I believe that was the case with the electric starter, however, mine was around 75' I think, the Reg was HKH 511N no electric starter on this bad boy!


----------



## Kempstonian (11 Sep 2020)

Here's my Lambretta GT200:






... and my cousin with his Norton Dominator


----------



## raleighnut (11 Sep 2020)

weareHKR said:


> I believe that was the case with the electric starter, however, mine was around 75' I think, the Reg was HKH 511N no electric starter on this bad boy!


Still had the hinge in the middle of the frame, didn't go too bad for an overbored and stroked 500 though.


----------



## Hacienda71 (11 Sep 2020)

@3narf have you changed the engine at some point? It is running 10inch wheels but it would have had 8s originally. I personally think they look better with 10s and handle better.


----------



## Brads (11 Sep 2020)

Kempstonian said:


> Here's my Lambretta GT200:
> View attachment 546476
> 
> 
> ...




I had a GT 200 It was found in a barn in Aboyne but the frame was too far gone.

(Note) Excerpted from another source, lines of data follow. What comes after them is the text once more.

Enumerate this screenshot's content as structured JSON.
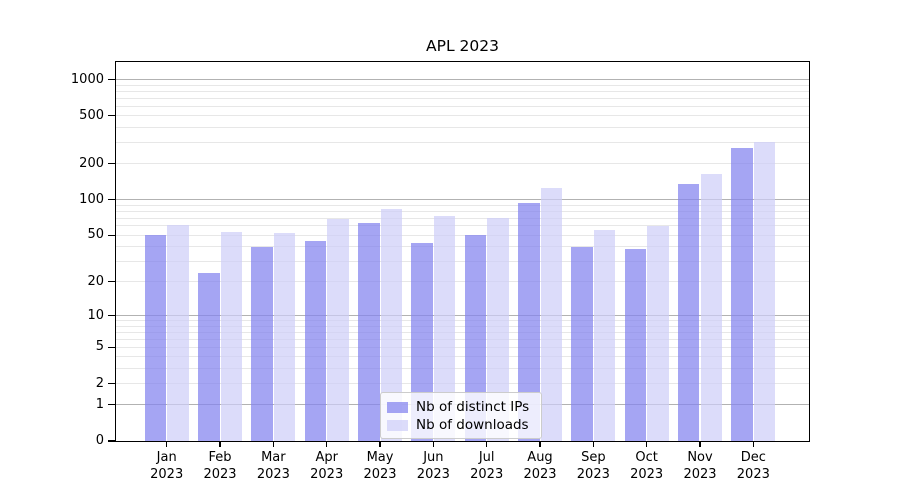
{
  "chart": {
    "title": "APL 2023"
  },
  "legend": {
    "items": [
      {
        "label": "Nb of distinct IPs"
      },
      {
        "label": "Nb of downloads"
      }
    ]
  },
  "chart_data": {
    "type": "bar",
    "title": "APL 2023",
    "categories": [
      "Jan 2023",
      "Feb 2023",
      "Mar 2023",
      "Apr 2023",
      "May 2023",
      "Jun 2023",
      "Jul 2023",
      "Aug 2023",
      "Sep 2023",
      "Oct 2023",
      "Nov 2023",
      "Dec 2023"
    ],
    "series": [
      {
        "name": "Nb of distinct IPs",
        "values": [
          50,
          24,
          40,
          45,
          64,
          43,
          50,
          94,
          40,
          38,
          135,
          272
        ]
      },
      {
        "name": "Nb of downloads",
        "values": [
          61,
          53,
          52,
          69,
          83,
          73,
          70,
          126,
          55,
          60,
          165,
          305
        ]
      }
    ],
    "series_colors": [
      "rgba(130,130,238,0.72)",
      "rgba(205,205,248,0.70)"
    ],
    "yscale": "log1p",
    "ylim": [
      0,
      1400
    ],
    "y_ticks": [
      "0",
      "1",
      "2",
      "5",
      "10",
      "20",
      "50",
      "100",
      "200",
      "500",
      "1000"
    ],
    "grid": "both",
    "grid_major_color": "#b2b2b2",
    "grid_minor_color": "#e7e7e7",
    "legend_position": "lower center",
    "xlabel": "",
    "ylabel": ""
  }
}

The are the TV200 everywhere else but were the GT200 in the uk only.

Original GT200's would probably be way over £10k now,


----------



## Kempstonian (11 Sep 2020)

Brads said:


> I had a GT 200 It was found in a barn in Aboyne but the frame was too far gone.
> 
> The are the TV200 everywhere else but were the GT200 in the uk only.
> 
> *Original GT200's would probably be way over £10k now*,


...........


----------



## 3narf (12 Sep 2020)

Brads said:


> I have a few bikes, but lets face it, nothing is cooler than a scooter.



What you said. I should point out I have a bike project, too...  As you can see, it's nearly finished!


----------